4. Il revient à la société requérante, qui soutient que le signataire de l'arrêté litigieux n'était pas compétent, d'apporter des éléments suffisamment précis susceptibles d'établir que le secrétaire général, le sous-préfet chargé de mission auprès du préfet et son directeur de cabinet n'étaient pas absents ou empêchés et non, comme elle le soutient, à l'administration d'établir que les titulaires d'une délégation de signature d'un rang supérieur à celui du signataire n'étaient pas disponibles le jour où a été pris l'arrêté contesté.

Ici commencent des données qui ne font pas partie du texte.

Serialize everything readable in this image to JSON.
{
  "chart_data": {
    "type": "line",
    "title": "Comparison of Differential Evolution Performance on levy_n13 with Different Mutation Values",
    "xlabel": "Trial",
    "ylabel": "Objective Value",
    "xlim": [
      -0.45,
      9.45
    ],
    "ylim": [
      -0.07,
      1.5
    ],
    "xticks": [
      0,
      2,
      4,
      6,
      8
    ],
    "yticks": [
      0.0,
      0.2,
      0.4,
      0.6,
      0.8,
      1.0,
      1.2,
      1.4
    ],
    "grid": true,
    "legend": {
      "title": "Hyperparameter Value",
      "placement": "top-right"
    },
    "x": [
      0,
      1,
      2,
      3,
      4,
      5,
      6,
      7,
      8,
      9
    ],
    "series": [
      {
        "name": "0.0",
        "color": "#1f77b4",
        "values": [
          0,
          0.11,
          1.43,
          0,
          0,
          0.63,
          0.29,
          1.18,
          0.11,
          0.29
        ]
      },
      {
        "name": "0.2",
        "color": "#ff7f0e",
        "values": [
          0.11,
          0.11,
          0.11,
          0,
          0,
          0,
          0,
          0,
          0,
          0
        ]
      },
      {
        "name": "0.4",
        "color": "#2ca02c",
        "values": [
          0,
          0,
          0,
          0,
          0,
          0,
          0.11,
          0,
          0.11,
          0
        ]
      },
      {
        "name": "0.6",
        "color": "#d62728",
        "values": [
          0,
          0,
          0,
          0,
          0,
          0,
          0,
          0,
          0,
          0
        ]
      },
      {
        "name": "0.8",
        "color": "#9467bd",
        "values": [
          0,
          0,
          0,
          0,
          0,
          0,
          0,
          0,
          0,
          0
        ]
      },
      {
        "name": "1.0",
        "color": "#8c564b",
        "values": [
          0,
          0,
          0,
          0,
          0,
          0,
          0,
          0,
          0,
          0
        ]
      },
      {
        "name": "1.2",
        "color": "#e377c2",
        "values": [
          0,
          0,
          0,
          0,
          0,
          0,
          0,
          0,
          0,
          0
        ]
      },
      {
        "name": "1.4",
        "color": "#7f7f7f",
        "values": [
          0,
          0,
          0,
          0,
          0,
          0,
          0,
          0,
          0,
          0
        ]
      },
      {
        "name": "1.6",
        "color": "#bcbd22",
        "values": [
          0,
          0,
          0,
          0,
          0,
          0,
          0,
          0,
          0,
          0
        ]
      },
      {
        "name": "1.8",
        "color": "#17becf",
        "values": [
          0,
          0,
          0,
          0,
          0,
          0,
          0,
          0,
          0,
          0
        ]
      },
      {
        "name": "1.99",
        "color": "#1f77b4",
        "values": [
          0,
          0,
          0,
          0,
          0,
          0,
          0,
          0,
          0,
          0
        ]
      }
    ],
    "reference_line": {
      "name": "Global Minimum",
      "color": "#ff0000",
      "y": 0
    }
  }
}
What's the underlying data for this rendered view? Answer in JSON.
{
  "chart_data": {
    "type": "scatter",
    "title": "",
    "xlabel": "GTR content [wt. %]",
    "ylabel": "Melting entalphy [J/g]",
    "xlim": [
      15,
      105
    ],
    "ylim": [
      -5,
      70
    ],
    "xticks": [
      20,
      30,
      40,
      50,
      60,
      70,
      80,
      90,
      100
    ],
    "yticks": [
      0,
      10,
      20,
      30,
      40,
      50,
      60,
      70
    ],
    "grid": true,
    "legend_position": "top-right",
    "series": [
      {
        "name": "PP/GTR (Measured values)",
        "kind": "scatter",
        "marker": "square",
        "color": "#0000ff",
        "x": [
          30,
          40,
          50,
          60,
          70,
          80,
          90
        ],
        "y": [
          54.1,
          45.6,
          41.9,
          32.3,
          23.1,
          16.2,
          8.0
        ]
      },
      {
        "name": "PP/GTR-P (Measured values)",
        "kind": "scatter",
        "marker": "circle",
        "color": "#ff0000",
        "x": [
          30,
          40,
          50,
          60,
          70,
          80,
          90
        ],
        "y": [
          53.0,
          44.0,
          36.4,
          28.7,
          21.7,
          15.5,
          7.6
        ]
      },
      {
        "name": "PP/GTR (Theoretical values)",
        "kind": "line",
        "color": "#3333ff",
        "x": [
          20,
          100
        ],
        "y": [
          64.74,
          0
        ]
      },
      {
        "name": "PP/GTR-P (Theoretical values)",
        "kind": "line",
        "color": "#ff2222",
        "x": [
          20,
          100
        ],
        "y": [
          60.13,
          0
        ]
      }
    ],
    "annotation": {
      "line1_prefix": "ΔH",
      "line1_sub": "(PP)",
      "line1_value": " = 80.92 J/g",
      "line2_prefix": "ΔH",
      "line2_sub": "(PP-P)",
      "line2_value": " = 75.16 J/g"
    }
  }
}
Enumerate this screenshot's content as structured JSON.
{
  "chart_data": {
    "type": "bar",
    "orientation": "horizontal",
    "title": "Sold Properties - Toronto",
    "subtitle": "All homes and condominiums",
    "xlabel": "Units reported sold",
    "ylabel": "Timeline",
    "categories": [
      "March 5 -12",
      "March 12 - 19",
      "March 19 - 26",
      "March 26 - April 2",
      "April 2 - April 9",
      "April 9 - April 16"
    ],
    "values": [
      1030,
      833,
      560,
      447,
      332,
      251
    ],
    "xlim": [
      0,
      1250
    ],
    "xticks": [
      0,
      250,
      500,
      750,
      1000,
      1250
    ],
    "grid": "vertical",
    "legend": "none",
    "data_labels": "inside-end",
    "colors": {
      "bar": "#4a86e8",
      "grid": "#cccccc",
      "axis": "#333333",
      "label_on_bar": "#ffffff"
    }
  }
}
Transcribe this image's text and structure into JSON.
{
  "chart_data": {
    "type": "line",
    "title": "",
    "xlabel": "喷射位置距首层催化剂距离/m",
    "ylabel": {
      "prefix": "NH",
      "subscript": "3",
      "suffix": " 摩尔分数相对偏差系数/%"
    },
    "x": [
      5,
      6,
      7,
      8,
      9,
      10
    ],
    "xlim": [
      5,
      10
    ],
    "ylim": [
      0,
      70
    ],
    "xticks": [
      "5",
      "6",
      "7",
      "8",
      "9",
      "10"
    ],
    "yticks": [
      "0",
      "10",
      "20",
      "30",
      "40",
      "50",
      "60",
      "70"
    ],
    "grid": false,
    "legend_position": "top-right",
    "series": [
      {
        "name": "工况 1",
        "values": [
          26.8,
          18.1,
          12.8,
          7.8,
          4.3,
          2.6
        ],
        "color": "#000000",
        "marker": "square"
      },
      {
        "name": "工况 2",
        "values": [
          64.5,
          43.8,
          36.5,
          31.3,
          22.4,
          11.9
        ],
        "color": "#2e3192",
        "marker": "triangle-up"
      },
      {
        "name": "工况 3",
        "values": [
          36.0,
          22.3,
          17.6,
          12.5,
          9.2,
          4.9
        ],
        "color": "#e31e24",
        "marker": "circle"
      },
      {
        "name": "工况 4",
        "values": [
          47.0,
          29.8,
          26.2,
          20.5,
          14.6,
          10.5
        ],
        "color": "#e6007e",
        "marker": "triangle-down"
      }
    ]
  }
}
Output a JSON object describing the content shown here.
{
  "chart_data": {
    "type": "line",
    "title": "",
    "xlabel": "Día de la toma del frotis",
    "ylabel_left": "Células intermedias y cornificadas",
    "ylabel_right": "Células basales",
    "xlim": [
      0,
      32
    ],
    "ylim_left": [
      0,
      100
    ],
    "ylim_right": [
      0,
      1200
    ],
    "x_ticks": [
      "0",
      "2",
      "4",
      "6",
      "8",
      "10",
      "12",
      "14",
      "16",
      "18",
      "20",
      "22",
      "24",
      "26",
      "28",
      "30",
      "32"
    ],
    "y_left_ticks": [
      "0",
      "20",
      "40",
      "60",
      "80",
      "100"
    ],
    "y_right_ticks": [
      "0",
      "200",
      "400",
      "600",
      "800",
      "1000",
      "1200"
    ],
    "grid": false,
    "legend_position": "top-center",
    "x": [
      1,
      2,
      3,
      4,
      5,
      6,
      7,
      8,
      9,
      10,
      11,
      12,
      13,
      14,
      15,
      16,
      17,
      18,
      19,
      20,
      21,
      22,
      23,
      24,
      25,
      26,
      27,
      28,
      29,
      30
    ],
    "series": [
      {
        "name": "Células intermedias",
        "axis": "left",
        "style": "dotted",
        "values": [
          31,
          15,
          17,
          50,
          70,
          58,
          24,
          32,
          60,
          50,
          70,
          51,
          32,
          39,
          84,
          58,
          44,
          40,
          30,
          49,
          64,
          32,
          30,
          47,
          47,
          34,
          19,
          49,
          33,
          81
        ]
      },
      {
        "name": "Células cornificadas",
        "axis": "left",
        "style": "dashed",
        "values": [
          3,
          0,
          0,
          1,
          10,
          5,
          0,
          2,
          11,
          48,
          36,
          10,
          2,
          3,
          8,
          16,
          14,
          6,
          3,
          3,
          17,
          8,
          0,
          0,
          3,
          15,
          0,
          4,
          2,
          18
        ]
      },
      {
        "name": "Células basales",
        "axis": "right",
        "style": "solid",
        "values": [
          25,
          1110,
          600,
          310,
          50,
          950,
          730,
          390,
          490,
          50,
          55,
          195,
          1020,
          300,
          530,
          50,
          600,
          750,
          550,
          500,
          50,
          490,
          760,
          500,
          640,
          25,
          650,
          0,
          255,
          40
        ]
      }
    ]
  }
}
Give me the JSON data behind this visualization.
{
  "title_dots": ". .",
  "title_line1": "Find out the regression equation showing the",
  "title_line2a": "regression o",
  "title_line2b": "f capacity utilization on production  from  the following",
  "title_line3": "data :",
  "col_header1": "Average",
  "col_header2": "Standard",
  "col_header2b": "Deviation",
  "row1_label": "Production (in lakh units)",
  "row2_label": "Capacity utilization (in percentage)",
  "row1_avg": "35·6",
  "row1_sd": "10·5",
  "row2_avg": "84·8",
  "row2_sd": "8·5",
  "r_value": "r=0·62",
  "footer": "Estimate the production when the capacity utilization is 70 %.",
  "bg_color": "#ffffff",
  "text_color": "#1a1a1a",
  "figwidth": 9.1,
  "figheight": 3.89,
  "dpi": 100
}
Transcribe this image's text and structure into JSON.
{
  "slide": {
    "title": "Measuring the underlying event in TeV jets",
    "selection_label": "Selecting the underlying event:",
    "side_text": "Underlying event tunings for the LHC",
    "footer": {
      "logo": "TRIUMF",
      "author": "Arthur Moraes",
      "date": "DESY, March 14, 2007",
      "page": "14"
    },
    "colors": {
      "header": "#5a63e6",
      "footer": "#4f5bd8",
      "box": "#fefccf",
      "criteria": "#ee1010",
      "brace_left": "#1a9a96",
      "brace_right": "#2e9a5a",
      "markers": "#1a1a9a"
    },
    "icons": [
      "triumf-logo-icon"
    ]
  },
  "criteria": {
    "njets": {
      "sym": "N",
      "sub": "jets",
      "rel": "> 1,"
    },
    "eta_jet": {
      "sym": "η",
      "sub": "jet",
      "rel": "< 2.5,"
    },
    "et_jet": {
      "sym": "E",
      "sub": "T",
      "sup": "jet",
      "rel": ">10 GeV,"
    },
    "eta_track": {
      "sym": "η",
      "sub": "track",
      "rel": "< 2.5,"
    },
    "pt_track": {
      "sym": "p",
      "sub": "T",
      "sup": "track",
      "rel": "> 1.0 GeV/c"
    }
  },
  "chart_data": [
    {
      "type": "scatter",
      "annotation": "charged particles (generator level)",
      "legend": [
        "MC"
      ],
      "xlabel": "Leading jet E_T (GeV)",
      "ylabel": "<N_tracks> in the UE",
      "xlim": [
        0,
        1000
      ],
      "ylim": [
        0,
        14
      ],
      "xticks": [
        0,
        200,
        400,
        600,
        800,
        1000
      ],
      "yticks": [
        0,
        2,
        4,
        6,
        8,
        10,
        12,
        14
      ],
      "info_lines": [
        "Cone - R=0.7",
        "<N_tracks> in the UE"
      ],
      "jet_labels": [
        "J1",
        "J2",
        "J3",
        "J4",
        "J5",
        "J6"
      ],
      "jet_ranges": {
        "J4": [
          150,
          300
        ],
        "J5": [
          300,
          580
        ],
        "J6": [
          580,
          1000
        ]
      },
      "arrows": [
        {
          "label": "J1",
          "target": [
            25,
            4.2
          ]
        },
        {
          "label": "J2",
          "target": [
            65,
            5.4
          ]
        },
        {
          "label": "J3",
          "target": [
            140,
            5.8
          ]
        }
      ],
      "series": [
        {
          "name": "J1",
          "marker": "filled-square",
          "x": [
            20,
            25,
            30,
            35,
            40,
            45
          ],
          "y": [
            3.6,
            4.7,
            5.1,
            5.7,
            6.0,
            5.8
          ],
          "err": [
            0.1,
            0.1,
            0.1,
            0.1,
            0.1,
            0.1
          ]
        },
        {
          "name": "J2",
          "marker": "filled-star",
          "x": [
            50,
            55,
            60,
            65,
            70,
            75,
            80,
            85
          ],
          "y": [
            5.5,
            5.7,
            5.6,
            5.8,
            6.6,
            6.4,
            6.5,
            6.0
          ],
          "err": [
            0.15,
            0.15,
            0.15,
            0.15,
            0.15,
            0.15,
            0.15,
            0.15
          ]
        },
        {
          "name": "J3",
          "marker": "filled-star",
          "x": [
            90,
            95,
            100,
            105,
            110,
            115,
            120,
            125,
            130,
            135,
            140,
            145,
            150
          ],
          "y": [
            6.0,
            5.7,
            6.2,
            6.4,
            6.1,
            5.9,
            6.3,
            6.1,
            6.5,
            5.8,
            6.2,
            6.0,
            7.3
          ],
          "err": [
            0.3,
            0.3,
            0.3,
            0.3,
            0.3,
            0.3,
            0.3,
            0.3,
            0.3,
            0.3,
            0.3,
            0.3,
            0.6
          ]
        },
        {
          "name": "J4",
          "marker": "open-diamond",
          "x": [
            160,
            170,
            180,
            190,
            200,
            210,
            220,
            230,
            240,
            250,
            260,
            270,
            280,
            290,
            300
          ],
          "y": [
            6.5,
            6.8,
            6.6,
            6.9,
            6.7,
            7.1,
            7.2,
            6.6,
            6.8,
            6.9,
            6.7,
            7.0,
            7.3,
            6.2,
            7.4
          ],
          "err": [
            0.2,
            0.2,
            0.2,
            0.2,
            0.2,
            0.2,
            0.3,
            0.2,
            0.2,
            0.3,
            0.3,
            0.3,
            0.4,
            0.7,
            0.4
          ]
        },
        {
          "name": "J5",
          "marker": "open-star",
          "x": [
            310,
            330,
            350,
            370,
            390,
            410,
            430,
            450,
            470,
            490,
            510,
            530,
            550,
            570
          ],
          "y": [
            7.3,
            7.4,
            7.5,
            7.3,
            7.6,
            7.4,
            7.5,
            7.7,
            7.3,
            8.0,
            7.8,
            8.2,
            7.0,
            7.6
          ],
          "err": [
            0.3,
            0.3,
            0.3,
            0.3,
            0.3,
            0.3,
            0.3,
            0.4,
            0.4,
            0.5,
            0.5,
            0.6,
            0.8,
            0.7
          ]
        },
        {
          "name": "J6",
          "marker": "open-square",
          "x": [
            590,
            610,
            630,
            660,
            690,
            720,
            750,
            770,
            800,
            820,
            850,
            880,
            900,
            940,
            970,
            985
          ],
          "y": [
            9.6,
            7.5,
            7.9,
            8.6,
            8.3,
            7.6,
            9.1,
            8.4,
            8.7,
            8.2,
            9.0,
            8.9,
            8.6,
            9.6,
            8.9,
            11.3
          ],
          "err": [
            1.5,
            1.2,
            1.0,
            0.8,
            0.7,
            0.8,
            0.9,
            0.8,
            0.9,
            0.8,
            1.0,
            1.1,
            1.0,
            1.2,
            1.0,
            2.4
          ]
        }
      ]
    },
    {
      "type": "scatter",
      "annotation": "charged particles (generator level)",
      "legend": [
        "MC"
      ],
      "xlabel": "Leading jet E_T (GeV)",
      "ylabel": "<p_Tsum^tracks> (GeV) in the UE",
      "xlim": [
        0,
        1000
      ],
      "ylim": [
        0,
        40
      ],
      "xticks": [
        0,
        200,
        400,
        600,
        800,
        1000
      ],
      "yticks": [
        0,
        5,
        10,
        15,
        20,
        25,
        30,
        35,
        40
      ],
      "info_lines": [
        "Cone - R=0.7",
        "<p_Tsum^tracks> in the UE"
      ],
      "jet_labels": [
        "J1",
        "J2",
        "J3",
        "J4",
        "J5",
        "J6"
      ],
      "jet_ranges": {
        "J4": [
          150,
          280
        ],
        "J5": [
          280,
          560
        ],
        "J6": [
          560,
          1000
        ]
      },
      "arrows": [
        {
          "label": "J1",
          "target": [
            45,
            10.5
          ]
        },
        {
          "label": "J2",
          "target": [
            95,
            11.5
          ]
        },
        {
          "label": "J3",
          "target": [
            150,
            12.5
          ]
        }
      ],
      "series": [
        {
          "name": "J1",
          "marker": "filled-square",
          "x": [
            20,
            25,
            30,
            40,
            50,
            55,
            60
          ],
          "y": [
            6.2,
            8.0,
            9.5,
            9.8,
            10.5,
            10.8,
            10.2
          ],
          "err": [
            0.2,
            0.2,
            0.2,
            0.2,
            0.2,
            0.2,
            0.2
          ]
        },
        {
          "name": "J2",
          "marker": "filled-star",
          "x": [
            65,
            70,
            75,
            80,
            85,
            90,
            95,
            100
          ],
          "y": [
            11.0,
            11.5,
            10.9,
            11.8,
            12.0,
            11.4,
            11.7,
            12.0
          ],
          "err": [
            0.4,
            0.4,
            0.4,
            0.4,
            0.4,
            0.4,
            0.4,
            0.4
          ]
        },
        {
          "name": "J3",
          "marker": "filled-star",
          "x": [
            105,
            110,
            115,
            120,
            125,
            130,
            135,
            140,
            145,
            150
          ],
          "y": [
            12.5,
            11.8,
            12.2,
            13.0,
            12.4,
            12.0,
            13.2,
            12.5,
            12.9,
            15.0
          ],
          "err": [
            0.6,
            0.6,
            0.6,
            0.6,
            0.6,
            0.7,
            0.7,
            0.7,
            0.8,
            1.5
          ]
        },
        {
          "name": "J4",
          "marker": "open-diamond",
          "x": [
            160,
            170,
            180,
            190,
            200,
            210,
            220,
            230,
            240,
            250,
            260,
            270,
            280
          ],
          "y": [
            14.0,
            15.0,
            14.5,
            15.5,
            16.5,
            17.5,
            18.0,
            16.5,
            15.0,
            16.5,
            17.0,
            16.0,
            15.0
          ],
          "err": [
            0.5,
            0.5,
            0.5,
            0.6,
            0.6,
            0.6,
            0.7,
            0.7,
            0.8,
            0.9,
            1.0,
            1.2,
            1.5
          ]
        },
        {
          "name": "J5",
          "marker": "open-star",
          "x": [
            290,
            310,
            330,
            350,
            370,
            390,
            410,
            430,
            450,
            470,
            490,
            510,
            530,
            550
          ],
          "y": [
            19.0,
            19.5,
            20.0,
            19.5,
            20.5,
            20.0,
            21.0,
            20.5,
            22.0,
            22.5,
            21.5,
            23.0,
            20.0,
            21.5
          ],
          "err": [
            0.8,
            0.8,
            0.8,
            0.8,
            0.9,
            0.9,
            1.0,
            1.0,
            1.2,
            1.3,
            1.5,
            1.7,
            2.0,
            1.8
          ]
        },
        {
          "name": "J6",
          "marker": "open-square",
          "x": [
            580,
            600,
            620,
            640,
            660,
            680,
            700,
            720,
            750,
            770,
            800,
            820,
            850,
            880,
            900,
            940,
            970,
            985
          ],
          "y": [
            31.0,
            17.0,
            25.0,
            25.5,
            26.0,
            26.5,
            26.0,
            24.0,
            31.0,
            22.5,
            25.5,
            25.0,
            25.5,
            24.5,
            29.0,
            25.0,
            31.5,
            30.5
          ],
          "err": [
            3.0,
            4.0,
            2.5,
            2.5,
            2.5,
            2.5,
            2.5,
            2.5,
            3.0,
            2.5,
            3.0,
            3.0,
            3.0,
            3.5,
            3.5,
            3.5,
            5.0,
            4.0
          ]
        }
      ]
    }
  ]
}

Ainsi, en se bornant à soutenir que l'administration n'apporte pas la preuve que le secrétaire général, le sous-préfet chargé de mission auprès du préfet et son directeur de cabinet n'étaient pas absents ou empêchés, la SARL " Domaine de la Palombière " ne conteste pas utilement la compétence du signataire de l'arrêté qu'elle conteste.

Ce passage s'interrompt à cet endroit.